Multiple sclerosis (MS) is a complex neurological disease that affects the central nervous system, leading to a wide range of symptoms and, over time, disability. One of the most important questions for people living with MS and their healthcare providers is whether medications can delay the progression of disability. The answer is nuanced, as it depends on the type of MS, the specific medication, and the stage of the disease.
MS medications, often called disease-modifying therapies (DMTs), primarily aim to reduce inflammation, prevent relapses, and limit new damage in the nervous system. In relapsing-remitting MS (RRMS), where patients experience flare-ups followed by periods of remission, many DMTs have been shown to reduce the frequency of relapses and new lesions visible on MRI scans. This reduction in inflammatory activity often correlates with a slower accumulation of disability, at least in the earlier stages of the disease.

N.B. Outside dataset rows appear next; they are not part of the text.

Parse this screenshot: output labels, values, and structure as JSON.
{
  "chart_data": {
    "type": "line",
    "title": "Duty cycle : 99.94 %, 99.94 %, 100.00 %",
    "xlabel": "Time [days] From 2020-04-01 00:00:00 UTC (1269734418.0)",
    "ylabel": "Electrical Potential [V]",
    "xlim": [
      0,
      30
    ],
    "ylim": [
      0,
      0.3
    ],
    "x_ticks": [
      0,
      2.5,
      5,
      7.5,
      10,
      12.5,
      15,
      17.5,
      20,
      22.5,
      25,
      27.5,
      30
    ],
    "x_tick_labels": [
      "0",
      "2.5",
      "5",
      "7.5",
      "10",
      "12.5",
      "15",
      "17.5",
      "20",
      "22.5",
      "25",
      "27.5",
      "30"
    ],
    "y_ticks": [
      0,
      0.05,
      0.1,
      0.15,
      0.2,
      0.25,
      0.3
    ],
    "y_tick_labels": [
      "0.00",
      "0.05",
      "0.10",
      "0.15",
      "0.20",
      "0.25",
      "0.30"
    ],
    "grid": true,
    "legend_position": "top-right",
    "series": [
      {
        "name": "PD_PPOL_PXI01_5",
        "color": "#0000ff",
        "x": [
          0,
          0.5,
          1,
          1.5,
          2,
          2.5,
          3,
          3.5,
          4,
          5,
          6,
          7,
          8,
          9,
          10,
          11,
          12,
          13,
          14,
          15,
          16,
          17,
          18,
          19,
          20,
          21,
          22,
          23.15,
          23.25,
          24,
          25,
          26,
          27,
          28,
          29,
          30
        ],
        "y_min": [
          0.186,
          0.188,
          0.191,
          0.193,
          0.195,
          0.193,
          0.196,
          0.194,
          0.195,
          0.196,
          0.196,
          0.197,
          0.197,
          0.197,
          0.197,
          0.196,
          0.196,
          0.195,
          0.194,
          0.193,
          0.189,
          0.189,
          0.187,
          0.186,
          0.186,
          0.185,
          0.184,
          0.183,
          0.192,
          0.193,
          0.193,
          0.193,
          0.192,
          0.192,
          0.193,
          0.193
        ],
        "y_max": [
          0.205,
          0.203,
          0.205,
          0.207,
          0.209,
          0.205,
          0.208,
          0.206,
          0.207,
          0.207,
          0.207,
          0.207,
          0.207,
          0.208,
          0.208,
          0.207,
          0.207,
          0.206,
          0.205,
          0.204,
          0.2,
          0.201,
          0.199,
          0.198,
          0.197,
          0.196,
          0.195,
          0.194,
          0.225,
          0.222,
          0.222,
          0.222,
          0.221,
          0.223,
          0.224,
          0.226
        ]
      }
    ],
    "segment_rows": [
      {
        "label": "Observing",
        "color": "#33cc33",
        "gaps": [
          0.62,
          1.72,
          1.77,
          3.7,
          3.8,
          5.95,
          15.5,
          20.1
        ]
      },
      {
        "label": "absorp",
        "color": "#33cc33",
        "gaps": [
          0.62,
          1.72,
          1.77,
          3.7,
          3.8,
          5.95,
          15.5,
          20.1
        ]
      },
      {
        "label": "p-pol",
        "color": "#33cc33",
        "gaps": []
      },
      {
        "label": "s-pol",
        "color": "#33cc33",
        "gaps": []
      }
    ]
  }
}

However, disability progression in MS can occur in ways that are independent of relapses. This phenomenon is known as progression independent of relapse activity (PIRA). It means that even when relapses are controlled, some patients continue to experience worsening disability due to ongoing neurodegeneration and chronic inflammation. This is particularly relevant as RRMS transitions into secondary progressive MS (SPMS), a phase characterized by steady worsening of symptoms without clear relapses.
Recent research has shown that some newer medications can slow down this progression. For example, tolebrutinib, a Bruton’s tyrosine kinase (BTK) inhibitor, has demonstrated the ability to reduce disability progression by about 30% in people with non-relapsing SPMS. This drug works by targeting immune cells involved in both inflammation and the chronic damage that leads to disability worsening. Other therapies like ocrelizumab have shown benefits in reducing relapses in active SPMS and slowing progression in primary progressive MS (PPMS), though their effects on disability progression can vary depending on disease activity.
Interestingly, dosing schedules of some anti-CD20 therapies, such as rituximab and Kesimpta, have been studied to see if less frequent dosing affects outcomes. Findings suggest that extended-interval dosing does not increase relapse rates or disability progression, indicating that some patients might maintain disease control with lower or less frequent doses, though more research is needed to confirm these results.
Despite these advances, treating progressive forms of MS remains challenging. Many DMTs effective in RRMS do not have the same impact on disability progression in SPMS or PPMS, especially when the disease is inactive or non-relapsing. In these cases, symptom management and lifestyle interventions become crucial parts of care. Some medications approved for RRMS are used off-label in progressive MS, but their effectiveness varies.
In summary, MS medications can delay disability progression, particularly in relapsing forms of the disease by reducing inflammation and relapses. For progressive MS, newer therapies show promise in slowing disability worsening, but the effect is generally more modest and varies by individual. Ongoing research continues to explore better treatments that target the underlying mechanisms of progression beyond inflammation, aiming to improve long-term outcomes for all people with MS.